In other words, the pair made more in a single morning than their workers did in a year.

Peckham, who stepped down in March 2024, received almost £58 million.

Fellow directors Christopher Miller and Geoffrey Martin collected £50 million and £57 million respectively under the same incentive plan.

Dilnot is now the only one of the four still with the company.


How Melrose Turned Its Fortunes Around

Melrose’s success is tied to a bold strategy of acquiring struggling industrial firms and turning them around.

Its 2018 purchase of defence and aerospace giant GKN transformed the business, helping it grow to a market value of £7.5 billion.

A more recent demerger of GKN’s automotive arm into a separate listed company, Dowlais, gave its share price an extra lift — and made that enormous bonus scheme possible.


A Pay Row That Echoes Past Corporate Controversies

The backlash to Melrose’s payouts was one of the biggest investor rebellions in recent memory.

The revolt brought to mind the public outcry in 2018 over the £75 million bonus for Persimmon’s Jeff Fairburn, which ultimately cost him his job.

This time, the Melrose vote was advisory rather than binding, so the awards went ahead despite shareholder protests.

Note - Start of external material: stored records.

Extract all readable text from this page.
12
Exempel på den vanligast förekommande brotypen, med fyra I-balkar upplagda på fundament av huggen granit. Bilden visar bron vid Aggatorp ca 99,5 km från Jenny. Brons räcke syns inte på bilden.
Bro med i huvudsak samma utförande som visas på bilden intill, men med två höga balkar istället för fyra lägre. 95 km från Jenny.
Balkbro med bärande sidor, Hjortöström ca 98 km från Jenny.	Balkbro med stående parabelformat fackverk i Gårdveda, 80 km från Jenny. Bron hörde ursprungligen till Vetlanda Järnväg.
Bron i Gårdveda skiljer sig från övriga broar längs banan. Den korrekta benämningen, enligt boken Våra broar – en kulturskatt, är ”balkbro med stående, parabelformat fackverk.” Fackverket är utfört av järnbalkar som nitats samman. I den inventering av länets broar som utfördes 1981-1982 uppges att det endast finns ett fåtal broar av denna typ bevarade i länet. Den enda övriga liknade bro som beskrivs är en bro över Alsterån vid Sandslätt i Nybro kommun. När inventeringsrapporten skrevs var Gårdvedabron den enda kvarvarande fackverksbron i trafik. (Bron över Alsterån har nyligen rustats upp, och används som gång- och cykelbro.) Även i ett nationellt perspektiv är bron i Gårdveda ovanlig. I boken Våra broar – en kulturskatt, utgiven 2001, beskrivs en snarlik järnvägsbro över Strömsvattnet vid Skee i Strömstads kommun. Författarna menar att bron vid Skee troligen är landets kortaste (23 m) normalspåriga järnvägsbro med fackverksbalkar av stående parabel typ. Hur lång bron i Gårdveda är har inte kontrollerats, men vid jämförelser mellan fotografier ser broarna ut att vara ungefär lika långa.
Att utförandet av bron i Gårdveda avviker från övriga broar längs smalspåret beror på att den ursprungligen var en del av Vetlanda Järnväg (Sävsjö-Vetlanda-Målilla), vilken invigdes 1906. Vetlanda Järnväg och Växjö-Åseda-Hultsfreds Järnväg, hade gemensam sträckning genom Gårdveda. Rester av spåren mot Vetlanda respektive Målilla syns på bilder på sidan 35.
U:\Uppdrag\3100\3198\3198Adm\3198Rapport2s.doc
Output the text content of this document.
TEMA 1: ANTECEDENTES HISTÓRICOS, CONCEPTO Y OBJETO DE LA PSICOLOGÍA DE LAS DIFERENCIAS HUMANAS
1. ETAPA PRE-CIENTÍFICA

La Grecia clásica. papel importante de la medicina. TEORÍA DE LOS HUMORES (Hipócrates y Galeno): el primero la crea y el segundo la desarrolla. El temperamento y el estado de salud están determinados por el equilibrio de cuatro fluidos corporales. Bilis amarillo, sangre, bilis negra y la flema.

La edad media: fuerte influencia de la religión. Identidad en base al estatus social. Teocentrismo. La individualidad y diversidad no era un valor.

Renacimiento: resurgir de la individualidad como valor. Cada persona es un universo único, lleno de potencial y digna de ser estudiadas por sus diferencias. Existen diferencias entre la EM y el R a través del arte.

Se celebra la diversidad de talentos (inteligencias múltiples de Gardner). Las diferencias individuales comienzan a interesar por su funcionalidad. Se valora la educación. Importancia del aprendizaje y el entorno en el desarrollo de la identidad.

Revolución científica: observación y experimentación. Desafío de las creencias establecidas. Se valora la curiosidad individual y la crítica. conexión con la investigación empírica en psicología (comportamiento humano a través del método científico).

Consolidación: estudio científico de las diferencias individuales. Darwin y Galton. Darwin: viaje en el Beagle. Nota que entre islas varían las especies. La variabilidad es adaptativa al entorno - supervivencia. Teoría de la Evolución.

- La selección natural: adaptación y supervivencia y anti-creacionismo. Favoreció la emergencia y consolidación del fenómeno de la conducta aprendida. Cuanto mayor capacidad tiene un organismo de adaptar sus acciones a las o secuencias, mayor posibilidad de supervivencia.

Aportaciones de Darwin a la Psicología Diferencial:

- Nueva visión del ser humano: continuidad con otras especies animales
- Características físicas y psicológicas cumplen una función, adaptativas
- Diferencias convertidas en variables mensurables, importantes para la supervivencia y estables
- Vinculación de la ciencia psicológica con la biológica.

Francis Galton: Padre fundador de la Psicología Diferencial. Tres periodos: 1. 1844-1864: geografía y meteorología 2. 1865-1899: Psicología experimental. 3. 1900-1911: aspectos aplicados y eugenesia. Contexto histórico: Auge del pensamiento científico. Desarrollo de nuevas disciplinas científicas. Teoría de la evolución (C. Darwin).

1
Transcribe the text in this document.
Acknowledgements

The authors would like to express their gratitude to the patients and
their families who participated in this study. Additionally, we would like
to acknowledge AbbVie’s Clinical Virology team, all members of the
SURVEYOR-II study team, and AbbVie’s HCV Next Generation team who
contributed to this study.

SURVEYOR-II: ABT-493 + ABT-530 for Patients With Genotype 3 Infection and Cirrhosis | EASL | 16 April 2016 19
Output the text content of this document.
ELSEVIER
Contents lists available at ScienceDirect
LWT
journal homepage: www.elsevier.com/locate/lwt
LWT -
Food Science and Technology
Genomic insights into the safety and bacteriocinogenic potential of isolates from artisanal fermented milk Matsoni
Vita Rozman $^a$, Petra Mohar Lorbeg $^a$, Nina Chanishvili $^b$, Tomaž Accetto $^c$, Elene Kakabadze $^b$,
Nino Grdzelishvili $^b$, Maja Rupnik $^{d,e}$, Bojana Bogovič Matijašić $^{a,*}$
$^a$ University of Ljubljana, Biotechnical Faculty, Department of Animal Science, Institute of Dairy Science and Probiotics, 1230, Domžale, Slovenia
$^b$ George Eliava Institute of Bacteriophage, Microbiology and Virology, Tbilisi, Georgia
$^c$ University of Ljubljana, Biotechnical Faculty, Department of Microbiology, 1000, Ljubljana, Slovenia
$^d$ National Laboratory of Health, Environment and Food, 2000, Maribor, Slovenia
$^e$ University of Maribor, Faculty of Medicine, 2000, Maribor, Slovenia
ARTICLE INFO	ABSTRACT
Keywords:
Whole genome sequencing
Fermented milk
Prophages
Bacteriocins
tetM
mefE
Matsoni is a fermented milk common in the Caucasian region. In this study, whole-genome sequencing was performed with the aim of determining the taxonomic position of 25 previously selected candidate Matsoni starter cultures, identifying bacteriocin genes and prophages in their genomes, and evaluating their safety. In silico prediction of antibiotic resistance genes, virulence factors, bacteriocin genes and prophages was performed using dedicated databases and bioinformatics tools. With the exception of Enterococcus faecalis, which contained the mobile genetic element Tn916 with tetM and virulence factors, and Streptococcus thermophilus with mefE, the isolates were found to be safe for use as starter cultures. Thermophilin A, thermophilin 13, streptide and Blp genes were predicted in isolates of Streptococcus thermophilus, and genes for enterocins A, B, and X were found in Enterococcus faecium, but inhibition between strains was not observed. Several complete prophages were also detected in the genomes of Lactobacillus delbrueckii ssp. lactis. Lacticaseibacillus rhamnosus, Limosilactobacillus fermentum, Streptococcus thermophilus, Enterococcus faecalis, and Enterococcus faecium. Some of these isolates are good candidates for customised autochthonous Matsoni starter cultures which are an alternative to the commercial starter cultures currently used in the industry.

The Bigger Picture — Is London Losing Its Edge?

While some argue these huge bonuses are excessive, others in the City believe the real issue is that UK executive pay is too low compared with global standards.

AstraZeneca, valued at nearly £175 billion, is one of several blue-chip firms considering moving its primary stock market listing to New York — partly because US pay packages are seen as far more competitive.